One powerful reason for the adoption of the metric system different in character from the others is the ease of cheating by the old system. In the past the people have been unmercifully abused through short weights and measures. Many of the states have taken this matter up latterly and prosecuted merchants right and left. Nine tenths of this trouble would disappear with the new system in use.
Let us consider now for a little time the reasons why the metric system has not been accepted and adopted for use in the United States. Evidently the great main reason has been that the masses of the people, in fact all of them except a very small educated class in science are almost totally uninformed on this whole question. Such articles as have been published have almost invariably appeared in either scientific, technical or educational magazines, mostly the first, so that there has been no means of reaching the masses, or even the school teachers with the facts. For another reason the United States occupies an isolated position geographically, and our people do not come into personal contact with those in other countries using the metric system. But there is still another potent reason. After the United States government legalized the metric system in 1866, all the school books on arithmetic began presenting the topic of the metric system, and, quite naturally, they did it by comparing its units with those of our system and calling for cross reductions from one system to the other. No better means of sickening the American children with the metric system could have been devised. Multitudes of the young formed a strong dislike for the foreign system with its foreign names, and could not now be easily convinced that it is not difficult to learn. Every school boy knows how easy it is to learn United States money. The boy just naturally learns it between two nights. The whole metric system UNDER FAVORABLE CONDITIONS is learned nearly as easily. By favorable conditions is meant the constant use of the system in homes, schools, stores, etc. These favorable conditions, of course, we have never had.
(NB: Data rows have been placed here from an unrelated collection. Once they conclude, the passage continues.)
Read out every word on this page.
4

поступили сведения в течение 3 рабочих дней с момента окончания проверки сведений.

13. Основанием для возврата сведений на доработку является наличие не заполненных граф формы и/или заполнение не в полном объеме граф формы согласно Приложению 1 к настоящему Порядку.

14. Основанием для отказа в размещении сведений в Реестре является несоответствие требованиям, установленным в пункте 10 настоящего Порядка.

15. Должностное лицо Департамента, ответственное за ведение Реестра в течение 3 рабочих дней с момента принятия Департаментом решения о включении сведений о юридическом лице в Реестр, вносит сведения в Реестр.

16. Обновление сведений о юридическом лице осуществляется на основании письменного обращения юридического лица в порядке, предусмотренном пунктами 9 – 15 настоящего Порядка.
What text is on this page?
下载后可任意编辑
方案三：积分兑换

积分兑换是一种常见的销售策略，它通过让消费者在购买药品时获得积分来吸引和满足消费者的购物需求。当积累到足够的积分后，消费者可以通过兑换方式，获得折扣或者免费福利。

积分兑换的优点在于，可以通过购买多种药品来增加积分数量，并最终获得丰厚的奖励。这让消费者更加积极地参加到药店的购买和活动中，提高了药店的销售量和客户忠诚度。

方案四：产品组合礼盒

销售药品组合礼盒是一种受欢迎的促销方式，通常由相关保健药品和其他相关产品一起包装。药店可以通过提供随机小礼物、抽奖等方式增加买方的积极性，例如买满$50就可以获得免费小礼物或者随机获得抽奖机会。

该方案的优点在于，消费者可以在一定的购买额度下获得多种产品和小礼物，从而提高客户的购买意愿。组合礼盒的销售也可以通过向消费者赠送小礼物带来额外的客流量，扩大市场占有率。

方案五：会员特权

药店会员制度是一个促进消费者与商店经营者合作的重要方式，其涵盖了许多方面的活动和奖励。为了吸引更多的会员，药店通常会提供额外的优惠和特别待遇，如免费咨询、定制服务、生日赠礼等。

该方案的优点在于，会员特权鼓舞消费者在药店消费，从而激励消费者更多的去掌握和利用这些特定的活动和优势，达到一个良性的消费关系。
In 1904 an earnest effort was made again both in this country and Great Britain to have the metric system adopted for general use. The exporting manufacturers in both countries grew much concerned over the whole situation. A petition to have the metric system adopted in Great Britain was signed by over 2,000,000 persons. A bill to make the system mandatory was passed by the House of Lords and its first reading in the House of Commons. The forces of conservatism then bestirred themselves and the bill was held up. Forseeing a movement of the same kind in this country, the American Manufactures' Association got busy, laid plans to defeat such movement which they later did. Strictly speaking this action was not taken by the association as such but only by a part of it. One fourth of the membership and probably much more than a fourth of the capital of the association was on the side for the adoption of the system. Politically, however, the side opposed to the new system had altogether the most influence.
Careful study of the whole matter showed that the main cost to make the change to the new system would be in dies, patterns, gauges, jigs, etc. A careful estimate put this cost at $600 for each workman and assuming a million workmen, we have a total cost of $600,000,000. But we have just seen that the annual expense of retaining the old system of weights and measures is over $300,000,000. Thus we see that two short years would suffice to pay for what seems to the great manufacturers association an insuperable expense. From all this we see that the question is not one for N. M. A. bookkeeping, but for national bookkeeping.